Mme Plante (Caroline) : Puis
une dernière question. Vous l'avez évoqué, il ne s'est jamais engagé, pendant
la campagne électorale, à rembourser les trop-perçus. Puis là, en scrum, tout à
l'heure, là, il disait aux médias : Bien là, c'est à vous de rappeler ça aux
gens puis de dire la vérité. Qu'est-ce que vous pensez de cette sortie-là sur
le travail des médias?
M. Gaudreault : Bien, écoutez,
là, je ne veux pas faire de comparaison boiteuse, mais il se rapproche un peu
des «fake news» de M. Trump, là. Alors... C'est parce que la campagne
électorale, oui, c'est un moment privilégié où les formations politiques
présentent leurs engagements, présentent leur cadre financier, les chefs
participent à des débats télévisés, mais il n'y a pas un mur de Chine entre la
veille du déclenchement de la campagne puis le jour du déclenchement de la
campagne. Je veux dire, là, on ne parle pas d'engagement de la CAQ en 2014, à
la limite, on parle d'engagement de la CAQ, là, l'année passée. Puis on ne
parle pas juste d'une intervention quelconque à l'Assemblée, on parle d'une
opération médiatique qui a été montée, qui a été faite, où on voit la députée
de Saint-Hyacinthe partir avec sa valise puis aller déposer ça au bureau du
ministère de l'Énergie.
Alors, il y a un côté là-dedans de
trompeur.
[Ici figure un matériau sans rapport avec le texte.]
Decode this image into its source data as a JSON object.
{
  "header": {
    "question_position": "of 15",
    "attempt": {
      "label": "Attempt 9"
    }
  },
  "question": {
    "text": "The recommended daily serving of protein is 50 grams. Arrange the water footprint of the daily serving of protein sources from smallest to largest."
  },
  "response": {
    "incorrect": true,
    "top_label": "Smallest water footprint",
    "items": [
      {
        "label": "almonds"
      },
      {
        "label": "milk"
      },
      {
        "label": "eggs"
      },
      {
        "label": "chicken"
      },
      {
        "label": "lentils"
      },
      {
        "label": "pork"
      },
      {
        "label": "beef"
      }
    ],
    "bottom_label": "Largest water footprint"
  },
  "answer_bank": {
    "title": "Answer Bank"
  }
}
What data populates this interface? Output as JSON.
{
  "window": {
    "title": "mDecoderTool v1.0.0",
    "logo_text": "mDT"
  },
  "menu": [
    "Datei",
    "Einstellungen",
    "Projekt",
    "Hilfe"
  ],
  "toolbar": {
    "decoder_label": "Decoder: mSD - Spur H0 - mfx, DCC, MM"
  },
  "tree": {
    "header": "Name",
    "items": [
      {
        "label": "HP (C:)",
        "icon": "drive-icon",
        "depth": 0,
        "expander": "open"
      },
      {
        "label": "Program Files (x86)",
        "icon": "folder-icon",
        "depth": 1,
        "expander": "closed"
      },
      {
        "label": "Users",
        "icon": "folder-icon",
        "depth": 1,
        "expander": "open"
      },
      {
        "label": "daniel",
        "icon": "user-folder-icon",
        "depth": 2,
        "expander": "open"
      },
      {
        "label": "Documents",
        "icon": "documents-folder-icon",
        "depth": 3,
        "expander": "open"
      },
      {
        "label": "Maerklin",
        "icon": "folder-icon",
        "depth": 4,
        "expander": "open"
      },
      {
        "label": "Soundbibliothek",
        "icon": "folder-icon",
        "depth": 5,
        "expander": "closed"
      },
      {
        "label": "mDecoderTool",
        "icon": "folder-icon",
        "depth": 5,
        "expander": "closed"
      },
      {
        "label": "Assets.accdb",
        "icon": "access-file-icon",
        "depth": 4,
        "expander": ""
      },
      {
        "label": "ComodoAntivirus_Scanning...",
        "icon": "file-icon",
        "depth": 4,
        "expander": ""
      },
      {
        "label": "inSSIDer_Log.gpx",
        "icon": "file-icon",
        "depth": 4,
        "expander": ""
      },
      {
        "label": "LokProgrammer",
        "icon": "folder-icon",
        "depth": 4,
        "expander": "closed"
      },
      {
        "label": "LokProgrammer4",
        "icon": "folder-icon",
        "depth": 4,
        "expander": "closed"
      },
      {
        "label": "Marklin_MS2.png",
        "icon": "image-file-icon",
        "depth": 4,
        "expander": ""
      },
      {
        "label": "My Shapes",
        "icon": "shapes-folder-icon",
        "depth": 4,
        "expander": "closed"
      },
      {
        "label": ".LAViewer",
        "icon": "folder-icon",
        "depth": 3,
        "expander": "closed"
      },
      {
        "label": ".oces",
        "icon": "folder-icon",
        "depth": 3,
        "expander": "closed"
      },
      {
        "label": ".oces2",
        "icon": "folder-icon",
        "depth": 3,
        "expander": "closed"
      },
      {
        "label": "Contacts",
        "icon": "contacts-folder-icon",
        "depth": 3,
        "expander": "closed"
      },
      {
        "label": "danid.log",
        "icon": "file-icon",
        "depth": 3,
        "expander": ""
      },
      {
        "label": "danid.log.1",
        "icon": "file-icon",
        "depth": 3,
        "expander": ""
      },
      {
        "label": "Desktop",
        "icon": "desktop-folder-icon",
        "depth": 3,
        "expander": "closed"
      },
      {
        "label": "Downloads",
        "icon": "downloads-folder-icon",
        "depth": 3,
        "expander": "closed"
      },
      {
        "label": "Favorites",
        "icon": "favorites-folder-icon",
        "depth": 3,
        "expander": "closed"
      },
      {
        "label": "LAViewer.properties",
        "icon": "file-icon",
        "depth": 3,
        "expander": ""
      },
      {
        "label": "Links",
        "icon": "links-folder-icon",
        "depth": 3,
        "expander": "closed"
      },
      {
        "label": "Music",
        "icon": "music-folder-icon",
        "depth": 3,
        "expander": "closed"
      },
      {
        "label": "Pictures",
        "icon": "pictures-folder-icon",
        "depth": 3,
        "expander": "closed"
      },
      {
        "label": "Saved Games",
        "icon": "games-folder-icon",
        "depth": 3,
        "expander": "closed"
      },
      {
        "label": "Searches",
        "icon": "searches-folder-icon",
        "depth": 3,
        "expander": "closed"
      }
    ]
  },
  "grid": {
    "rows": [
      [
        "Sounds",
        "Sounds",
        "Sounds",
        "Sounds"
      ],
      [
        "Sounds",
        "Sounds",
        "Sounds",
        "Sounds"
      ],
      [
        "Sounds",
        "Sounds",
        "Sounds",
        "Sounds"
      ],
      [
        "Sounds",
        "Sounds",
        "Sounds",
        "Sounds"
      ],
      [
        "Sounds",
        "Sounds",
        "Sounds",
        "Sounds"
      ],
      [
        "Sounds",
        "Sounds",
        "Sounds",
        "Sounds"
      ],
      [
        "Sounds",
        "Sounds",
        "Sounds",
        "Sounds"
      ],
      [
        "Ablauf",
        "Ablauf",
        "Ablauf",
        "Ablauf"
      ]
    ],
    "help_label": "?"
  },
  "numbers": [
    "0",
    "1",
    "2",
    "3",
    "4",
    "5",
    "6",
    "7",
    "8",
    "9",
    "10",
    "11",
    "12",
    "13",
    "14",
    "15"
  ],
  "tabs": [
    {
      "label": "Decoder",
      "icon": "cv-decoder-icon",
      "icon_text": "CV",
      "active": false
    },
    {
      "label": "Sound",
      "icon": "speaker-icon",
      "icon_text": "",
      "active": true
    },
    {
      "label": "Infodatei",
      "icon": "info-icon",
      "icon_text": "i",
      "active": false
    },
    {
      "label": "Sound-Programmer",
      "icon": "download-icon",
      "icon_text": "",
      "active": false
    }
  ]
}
On veut faire accroire à la population que ça va être un enjeu
important, puis, dans quelques mois, il va y avoir des élections, votez pour
moi, puis on va défendre ça. Puis, après ça, il vient nous dire : Ah, non,
non! C'est vous autres, les journalistes, qui ne comprenez pas qu'il y a un mur
de Chine entre la veille du déclenchement de la campagne puis le jour du
déclenchement. Voyons donc!
Mme Plante (Caroline) : En
fait, ce n'était pas un engagement.
M. Gaudreault : Mais oui, mais
c'est... je veux dire, on a débattu là-dessus. On pourrait relever peut-être
l'ensemble des débats lors de la campagne électorale, là, mais je vous répète
qu'il a fait ça quelques semaines avant le déclenchement de la campagne. Merci.